Rating: five stars ★★★★★
This chilling, in-yer-face three-hander is based on real gay conversion therapy techniques, many still being used today all over the world. (Gay conversion therapy is also still legal in the UK.) Alix (Nick Mower) is new to the “facility”, where a cold-blooded arbiter (Ben Kavanagh) tries to crack “others” using violent and abusive means: Alix’s only respite comes in tentative chats with his cell-mate Marcus (Sam Goodchild).
While the abusive nature of conversion therapy is at the forefront of Kavanagh’s script, the play is, in fact, a love story. The arbiter fixates on condemning homosexual sex, but Alix and Marcus share stories of homosexual love, giddy and tender. By showing the enduring power of love, the play is able to make the conversion techniques all the more viscerally disturbing.

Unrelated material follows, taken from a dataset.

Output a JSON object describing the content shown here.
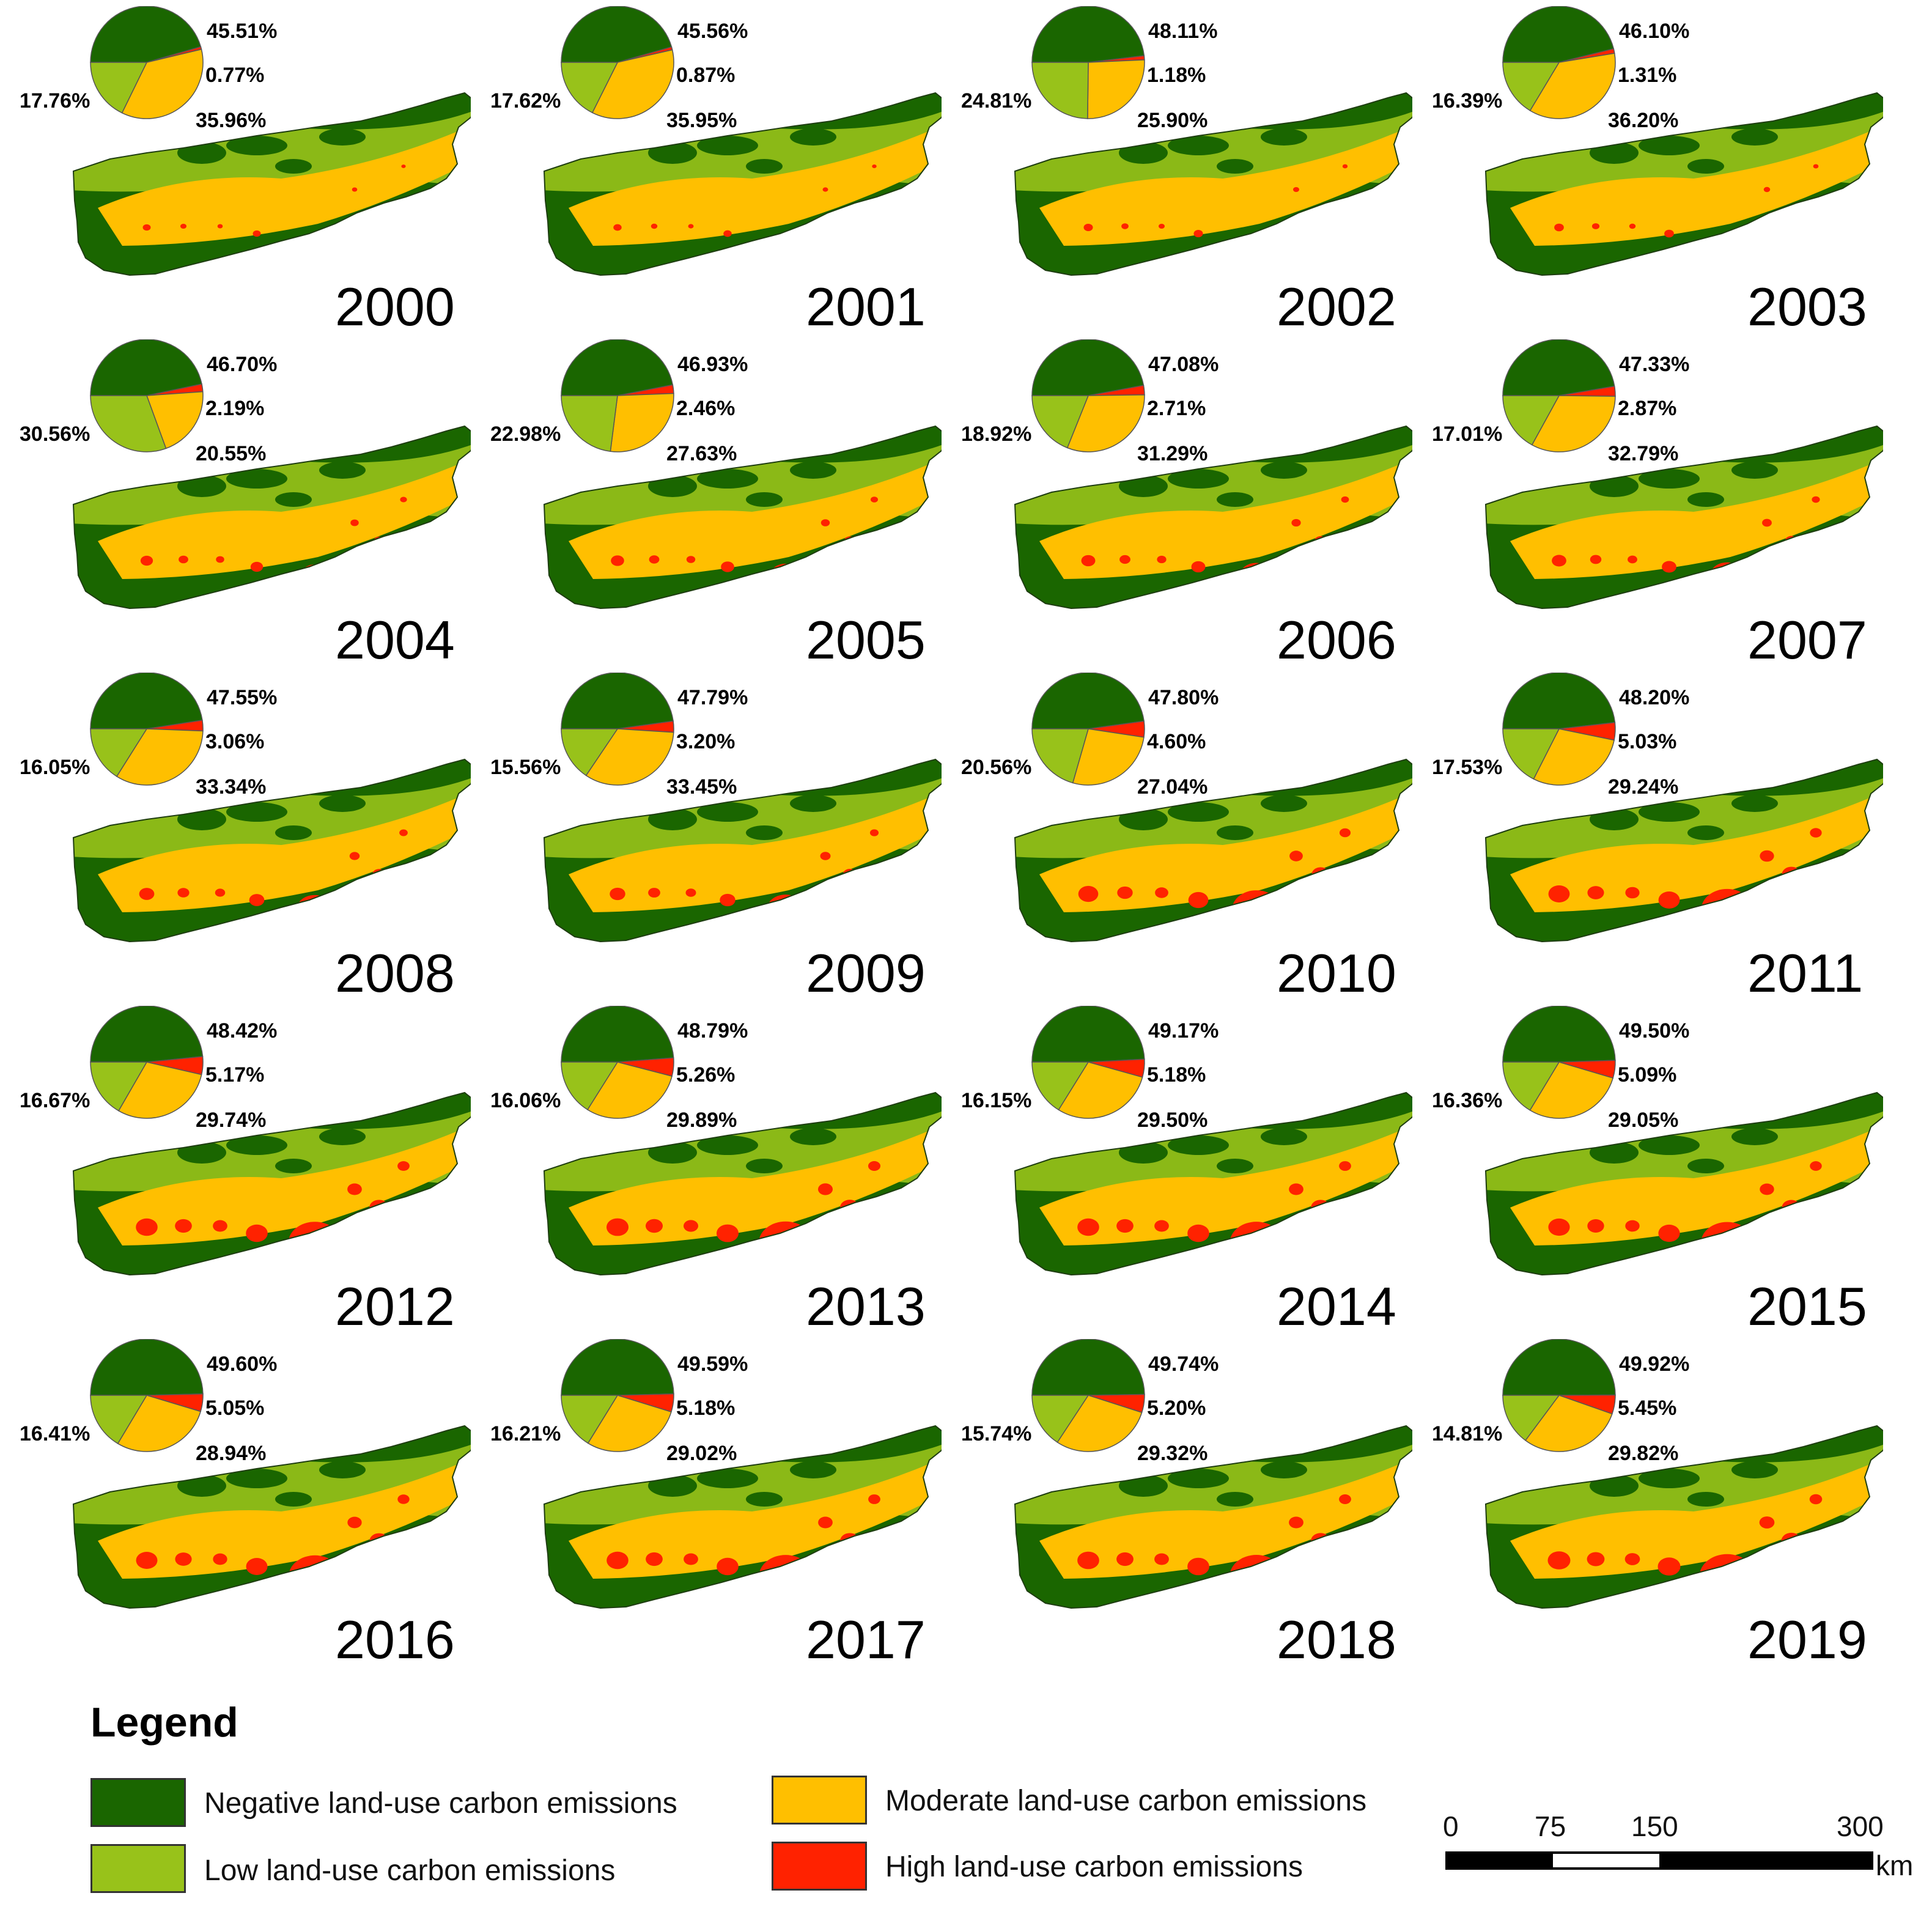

Kavanagh is mesmerising and horrifying as the arbiter: we cannot take our eyes off him, even as he smilingly reveals his next torture. We are thrown into the arbiter’s world from the get-go, and become increasingly curious as to how and why the arbiter is there. We also want to know if is his so-called “roomie” Marcus is really all he says he is.
The futuristic-looking set (David Shields) of two beds and a table is simple but incredibly effective, making maximum use of amazingly textured, realistic video design (George Reeve) that conveys the vastness of facility. Despite the closed nature of the play’s location, director Gene David Kirk opens everything up by the end, offering a cosmic finale.
Playing 8 June – 3 July 2022 at Above The Stag in Vauxhall, the UK’s LGBT+ Theatre, Bar and Cabaret Lounge.